Another Instance of the forc'd Homage he pays to Truth, is his blaming _the Slavish Disposition of the Senate and People of +Rome+, by which the Eloquence of the Age was wholly turn'd into Panegyrick_. Now considering how many Pages he has prodigally bestow'd upon it, in the very Letter I am taking cognizance of is it not very odd he should call Panegyrick _a Slavish Disposition_, and worse still that he should term it the _most barren of all Subjects_; what if I could prove, that above half of his Three Sheets of Paper are of that kind of Panegyrick, which is so fatal to great Men.
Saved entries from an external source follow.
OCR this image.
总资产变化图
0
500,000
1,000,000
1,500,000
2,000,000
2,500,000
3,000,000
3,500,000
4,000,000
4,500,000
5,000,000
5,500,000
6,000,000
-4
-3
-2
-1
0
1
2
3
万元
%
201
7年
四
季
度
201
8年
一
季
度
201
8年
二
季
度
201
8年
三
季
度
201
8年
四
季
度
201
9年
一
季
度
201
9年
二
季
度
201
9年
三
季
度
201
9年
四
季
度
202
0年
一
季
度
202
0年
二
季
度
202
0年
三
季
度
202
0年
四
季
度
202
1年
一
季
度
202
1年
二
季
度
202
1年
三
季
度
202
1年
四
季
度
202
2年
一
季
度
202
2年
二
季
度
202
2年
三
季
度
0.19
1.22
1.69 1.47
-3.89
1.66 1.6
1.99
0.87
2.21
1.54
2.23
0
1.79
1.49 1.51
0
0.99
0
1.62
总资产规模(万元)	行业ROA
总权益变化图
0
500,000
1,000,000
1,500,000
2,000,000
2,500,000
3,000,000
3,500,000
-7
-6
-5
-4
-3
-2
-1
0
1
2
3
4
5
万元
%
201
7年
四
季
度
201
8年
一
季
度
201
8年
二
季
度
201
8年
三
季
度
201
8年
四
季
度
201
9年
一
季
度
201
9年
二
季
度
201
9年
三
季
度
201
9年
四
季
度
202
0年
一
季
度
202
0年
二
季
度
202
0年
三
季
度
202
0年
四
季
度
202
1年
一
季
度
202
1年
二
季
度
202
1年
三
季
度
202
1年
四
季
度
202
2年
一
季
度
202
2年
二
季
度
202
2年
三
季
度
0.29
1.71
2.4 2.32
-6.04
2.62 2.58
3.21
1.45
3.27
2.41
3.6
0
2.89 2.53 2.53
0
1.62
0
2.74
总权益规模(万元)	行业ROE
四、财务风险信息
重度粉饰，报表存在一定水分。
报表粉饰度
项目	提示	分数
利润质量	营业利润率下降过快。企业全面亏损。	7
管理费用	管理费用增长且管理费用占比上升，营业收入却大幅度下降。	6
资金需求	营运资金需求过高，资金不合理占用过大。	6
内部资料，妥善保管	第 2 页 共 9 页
The _Greeks_ said, _Flatterers were like so many Ravens croaking about them, and that they never lifted a Man up but as the +Eagle+ does the +Tortoise+, in order to get something by the fall of him._

It is a sad Case, when Men get a habit of saying what they please, not caring whether True or False: Who can without pity see our Letter Writer accuse the Famous _La Bruyere_, for being accessary to the declining of the _French_ Tongue, by his Affectation; when it is notorious, that _La Bruyere_ is the most masterly Writer of that Nation, and that his Affectation was in the Turn of his Thought, which he did to strike his Readers, who had been too much us'd to dry Lessons to receive any Impression by them. He says, he has many Hundred _New Words, not to be found in the Common Dictionaries before his Time_. I should be glad to know, who are those Lexicographers, whose Knowledge in the _French_ Tongue he prefers to _La Bruyere_'s; since _Richelet_ and the _Academy_ are not of his aera, I should rejoyce with him, if a way could be found out to _fix our Language for ever_, that like the _Spanish_ Cloak, it might always be in Fashion; but I hope he will come into Temper with the Inconstancy of Peoples Minds, of which he complains, and that we are in no Fear of the Invasion and Conquest he talks of, comforting himself, _that the best Writings may be preserved and esteem'd_, meaning his own and his Friends, which no doubt would fare much better than Mr. _Locks_ or Mr. _Hoadly_'s; for Conquerors are not us'd to take much Care of those that write against them.